The Stuyvesant Spectator

Opinions


The Final Countdown

January 21st, 2008 · By THE EDITORIAL BOARD

Almost all Stuyvesant students have a common concern: grades. As finals week approaches and students have a last opportunity to pull up their grades, they begin to question their mastery of curricula. Department-wide finals are especially nerve-wracking for students whose classes have not covered the entire syllabus.

Across the New York City public school system, the Department of Education is setting up more regulations to standardize both grades and curricula. This move is increasingly affecting Stuyvesant’s own policies. Principal Stanley Teitel gave the Assistant Principal (AP) of each department an evaluation of the grades their teachers gave during the second marking period of the fall term. The assessment included the distribution of the low, mean and high grades given by each teacher.

While Teitel and AP Technology Edward Wong have analyzed this data in the past, Spring 2007 was the first time Teitel released Regents grades organized by teacher to the respective APs. Publicizing this information was meant to ensure that APs were aware of grading discrepancies within their department, and to motivate them to address the problem of standardized finals tacked on to an unstructured curriculum.

Standardizing tests without standardizing courses means many classes either have to cram the remainder of the curriculum into the last weeks of classes, or students are forced to teach themselves the information. Without the guidance of a teacher, questions are left unanswered and concepts remain unclear. Even if students are successful in covering all the material, they cannot fully comprehend it in such a short time period.
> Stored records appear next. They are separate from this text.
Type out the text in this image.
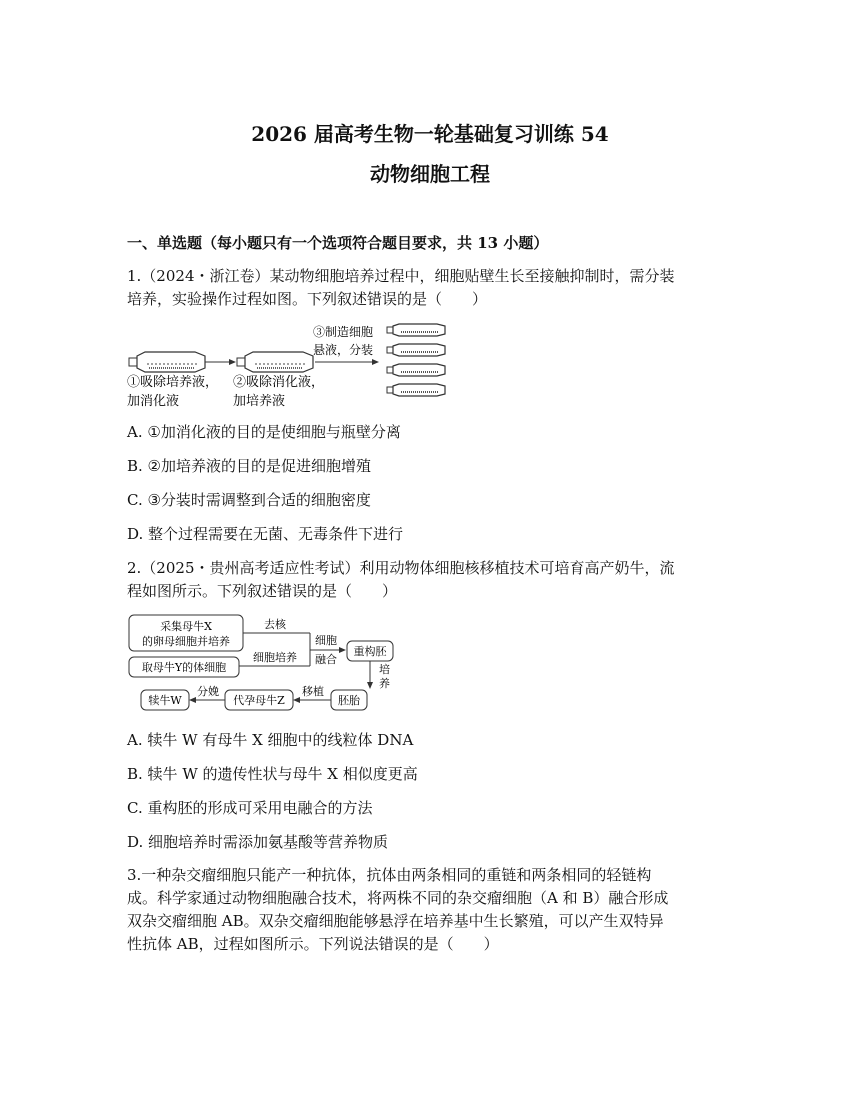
2026 届高考生物一轮基础复习训练 54
动物细胞工程
一、单选题（每小题只有一个选项符合题目要求，共 13 小题）
1.（2024・浙江卷）某动物细胞培养过程中，细胞贴壁生长至接触抑制时，需分装
培养，实验操作过程如图。下列叙述错误的是（　　）
①吸除培养液，
加消化液
②吸除消化液，
加培养液
③制造细胞
悬液，分装
A. ①加消化液的目的是使细胞与瓶壁分离
B. ②加培养液的目的是促进细胞增殖
C. ③分装时需调整到合适的细胞密度
D. 整个过程需要在无菌、无毒条件下进行
2.（2025・贵州高考适应性考试）利用动物体细胞核移植技术可培育高产奶牛，流
程如图所示。下列叙述错误的是（　　）
采集母牛X
的卵母细胞并培养
取母牛Y的体细胞
去核
细胞培养
细胞
融合
重构胚
培
养
胚胎
移植
代孕母牛Z
分娩
犊牛W
A. 犊牛 W 有母牛 X 细胞中的线粒体 DNA
B. 犊牛 W 的遗传性状与母牛 X 相似度更高
C. 重构胚的形成可采用电融合的方法
D. 细胞培养时需添加氨基酸等营养物质
3.一种杂交瘤细胞只能产一种抗体，抗体由两条相同的重链和两条相同的轻链构
成。科学家通过动物细胞融合技术，将两株不同的杂交瘤细胞（A 和 B）融合形成
双杂交瘤细胞 AB。双杂交瘤细胞能够悬浮在培养基中生长繁殖，可以产生双特异
性抗体 AB，过程如图所示。下列说法错误的是（　　）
To ensure this does not happen, social studies, world language, biology, mathematics and technology courses could mirror the diagnostics given by chemistry and physics. The purpose of diagnostics should not be to grade the student, but to assess the teacher. Frequent diagnostic tests would serve as better measures of teacher performance if they were unannounced. They would not measure students’ ability to cram, but rather the effectiveness of teachers’ lessons. Obviously, grades from these diagnostic tests should not be factored into grade point averages.

Increasingly standardized tests would inevitably require uniform curricula. However, this uniformity has its drawbacks. Teachers bring their own experiences and strengths to their classes, each of which has a unique group dynamic. This individuality must not be sacrificed. Each department, and Stuyvesant as a whole, must strike a balance between standardization and individuality.